– Из бандюков, наверное… – глубокомысленно заметил Евгений Постников, оглядывая широкоплечую фигуру лысого мужчины.

– Еще он сказал, что не успел затормозить, так как временно потерял сознание. Я думаю, отключился из-за того, что был пьян или обкурен, – предположила Ева, вытирая руки от крови какой-то не совсем чистой тряпкой.

Кадык дрогнул на шее лысого мужчины:

– Я не пил, и я не наркоман…

– Проверим, – миролюбиво сказал Евгений Ильич, тщетно пытаясь натянуть короткую застиранную майку на трусы в цветочек и кидая не совсем сфокусированный взгляд на Еву.

– Ты-то как?

– Со мной все в порядке, – отрапортовала она.

– Точно? – пошатнулся Евгений.

– Точно.

– А машина? – продолжал допытываться бывший преподаватель Евы.

– А! – махнула рукой Ева, давая понять, что это сейчас не самое важное, или делая знак не бередить рану.

– Надо раздеть его, – сказал Евгений, и они с Евой принялись стягивать с раненого мужчины брюки, пиджак, дорогие ботинки, черную футболку. Когда Евгений ухватился за его плавки, мужчина слабо запротестовал:

– Здесь же дамы… – и посмотрел почему-то не на Еву, а на трупы, лежащие с ним по соседству.

– Здесь одни врачи, – строго возразил Евгений Ильич и завершил начатое дело: – Я привык, чтобы усопший лежал передо мной в том же виде, в каком он приходит на этот свет, то есть нагишом! Какие могут быть стеснения, я вас умоляю!

Евгений Ильич накренился в сторону, и из-под него выпала рука от трупа. Ева с ужасом смотрела на сию находку, на минуту ей даже почудилось, что это отлетают запчасти от ее бывшего преподавателя.

«Говорят люди, что пьянство до добра не доведет», – мелькнула шальная мысль у нее в голове.

– Извините, это… это не мое… – смутился патологоанатом, задвигая странную находку голой ногой в ботинке под стол с трупом, о который он и облокачивался.

– Да чего уж… – выдохнула Ева, стараясь не смотреть в испуганные глаза мужчины, который словно спрашивал ее: «Куда ты меня притащила?»

Евгений Ильич склонился над телом мужчины и начал внимательно осматривать его сантиметр за сантиметром, покачивая головой и цокая языком.

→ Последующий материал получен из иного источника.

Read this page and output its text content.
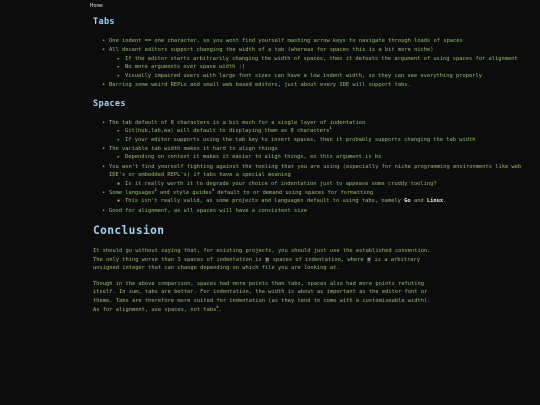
Home
Tabs
• One indent == one character, so you wont find yourself mashing arrow keys to navigate through loads of spaces
• All decent editors support changing the width of a tab (whereas for spaces this is a bit more niche)
▸ If the editor starts arbitrarily changing the width of spaces, then it defeats the argument of using spaces for alignment
▸ No more arguments over space width :)
▸ Visually impaired users with large font sizes can have a low indent width, so they can see everything properly
• Barring some weird REPLs and small web based editors, just about every IDE will support tabs.
Spaces
• The tab default of 8 characters is a bit much for a single layer of indentation
▸ Git(hub,lab,ea) will default to displaying them as 8 characters$^1$
▸ If your editor supports using the tab key to insert spaces, then it probably supports changing the tab width
• The variable tab width makes it hard to align things
▸ Depending on context it makes it easier to align things, so this argument is bs
• You won't find yourself fighting against the tooling that you are using (especially for niche programming environments like web IDE's or embedded REPL's) if tabs have a special meaning
▪ Is it really worth it to degrade your choice of indentation just to appease some cruddy tooling?
• Some languages$^2$ and style guides$^3$ default to or demand using spaces for formatting
▪ This isn't really valid, as some projects and languages default to using tabs, namely Go and Linux.
• Good for alignment, as all spaces will have a consistent size
Conclusion

It should go without saying that, for existing projects, you should just use the established convention. The only thing worse than 3 spaces of indentation is n spaces of indentation, where n is a arbitrary unsigned integer that can change depending on which file you are looking at.

Though in the above comparison, spaces had more points than tabs, spaces also had more points refuting itself. In sum, tabs are better. For indentation, the width is about as important as the editor font or theme. Tabs are therefore more suited for indentation (as they tend to come with a customiseable width). As for alignment, use spaces, not tabs$^4$.
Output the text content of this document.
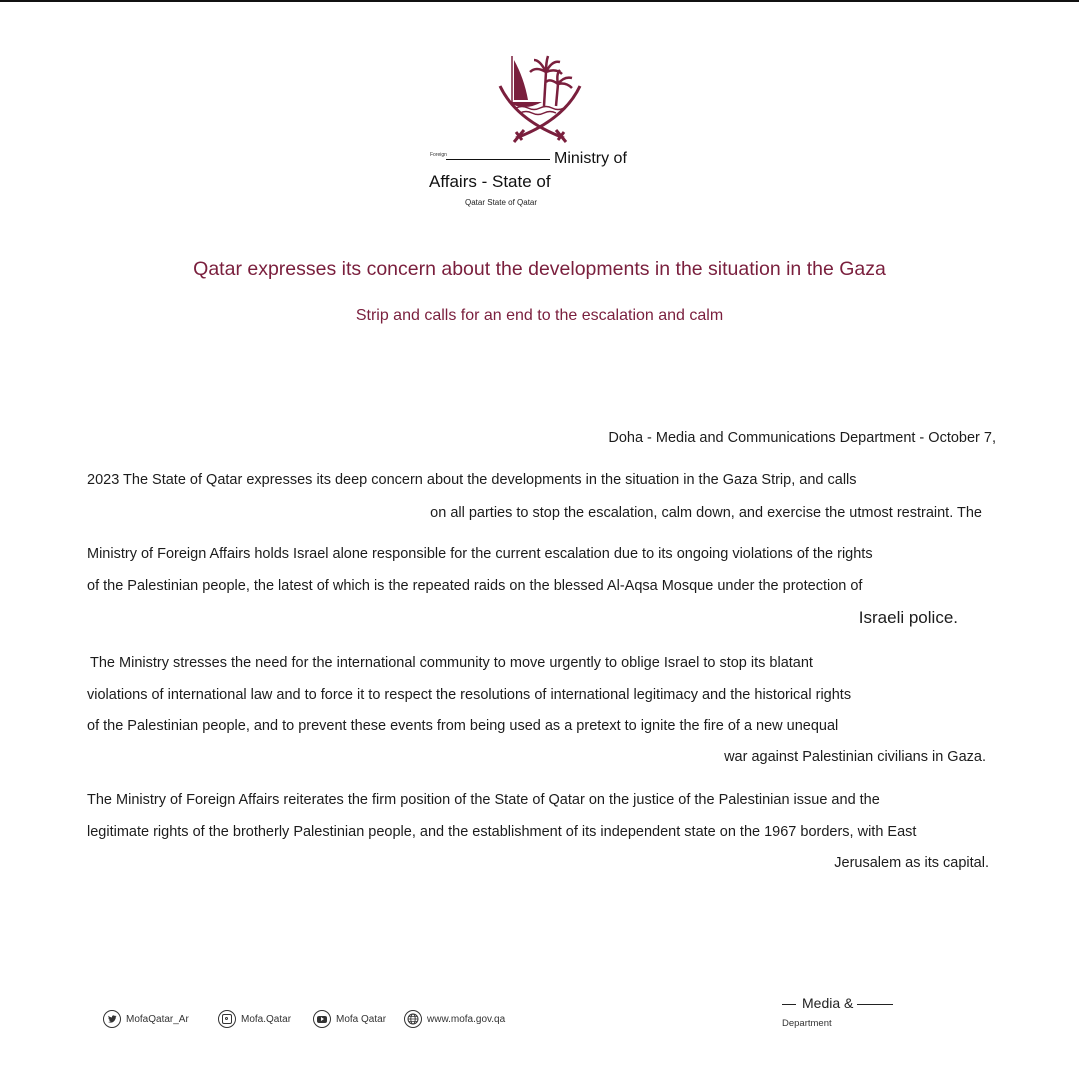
Foreign	Ministry of
Affairs - State of
Qatar State of Qatar
Qatar expresses its concern about the developments in the situation in the Gaza
Strip and calls for an end to the escalation and calm
Doha - Media and Communications Department - October 7,
2023 The State of Qatar expresses its deep concern about the developments in the situation in the Gaza Strip, and calls
on all parties to stop the escalation, calm down, and exercise the utmost restraint. The
Ministry of Foreign Affairs holds Israel alone responsible for the current escalation due to its ongoing violations of the rights
of the Palestinian people, the latest of which is the repeated raids on the blessed Al-Aqsa Mosque under the protection of
Israeli police.
The Ministry stresses the need for the international community to move urgently to oblige Israel to stop its blatant
violations of international law and to force it to respect the resolutions of international legitimacy and the historical rights
of the Palestinian people, and to prevent these events from being used as a pretext to ignite the fire of a new unequal
war against Palestinian civilians in Gaza.
The Ministry of Foreign Affairs reiterates the firm position of the State of Qatar on the justice of the Palestinian issue and the
legitimate rights of the brotherly Palestinian people, and the establishment of its independent state on the 1967 borders, with East
Jerusalem as its capital.
MofaQatar_Ar	Mofa.Qatar	Mofa Qatar	www.mofa.gov.qa
Media &
Department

– Он не наркоман, следов от инъекций я нигде не вижу…

– Я же вам это и говорил! Вы что, не верите мне на слово? – возмутился пострадавший.

– Мы видим тебя в первый раз, почему мы должны тебе верить? – здраво рассудил хирург.

– И надеюсь, что в последний… – сквозь зубы добавила Ева.

– Ты ведь скрываешь от нас интересные факты своей биографии, сынок? А еще требуешь, чтобы мы тебе верили, – сказал Евгений. – Откуда у тебя вот это? – показал Евгений Ильич на рваную кровоточащую рану на его левом боку.

– Попал в аварию, вы же знаете…

– Ты кого хочешь обмануть? Я год проработал ведущим хирургом в военном госпитале, пока не спил… не захотел поменять место работы! Это – огнестрельное ранение, и пуля, похоже, застряла между ребер! От этого ты и потерял сознание, перед тем как врезаться в машину нашей глубокоуважаемой Евы, от боли и кровопотери!

– Евгений Ильич, я, честное слово, не стреляю в людей, если они въезжают в зад моей машины, у меня и оружия-то нет, – оправдывалась Ева, неся к столу от раковины эмалированный тазик с водой и ставя рядом с мужчиной.

– Может, все-таки сообщим в органы? – прищурил глаза Евгений.

– Нет, пожалуйста… не надо… – прошептал мужчина.

– Вы оставите безнаказанными людей, которые подстрелили вас словно куропатку? – удивился бывший хирург.

– Я думаю, что он сам хочет их наказать, – усмехнулась Ева, косясь на его накачанное тело, золотую цепь и золотые, дорогущие часы.

– У вас было трудное детство? – спросил мужчина, открывая темные глаза и в упор глядя на Еву. При этом у него с лица не сходило какое-то презрительно-пренебрежительное выражение, словно он вынужден общаться с раздавленным тараканом.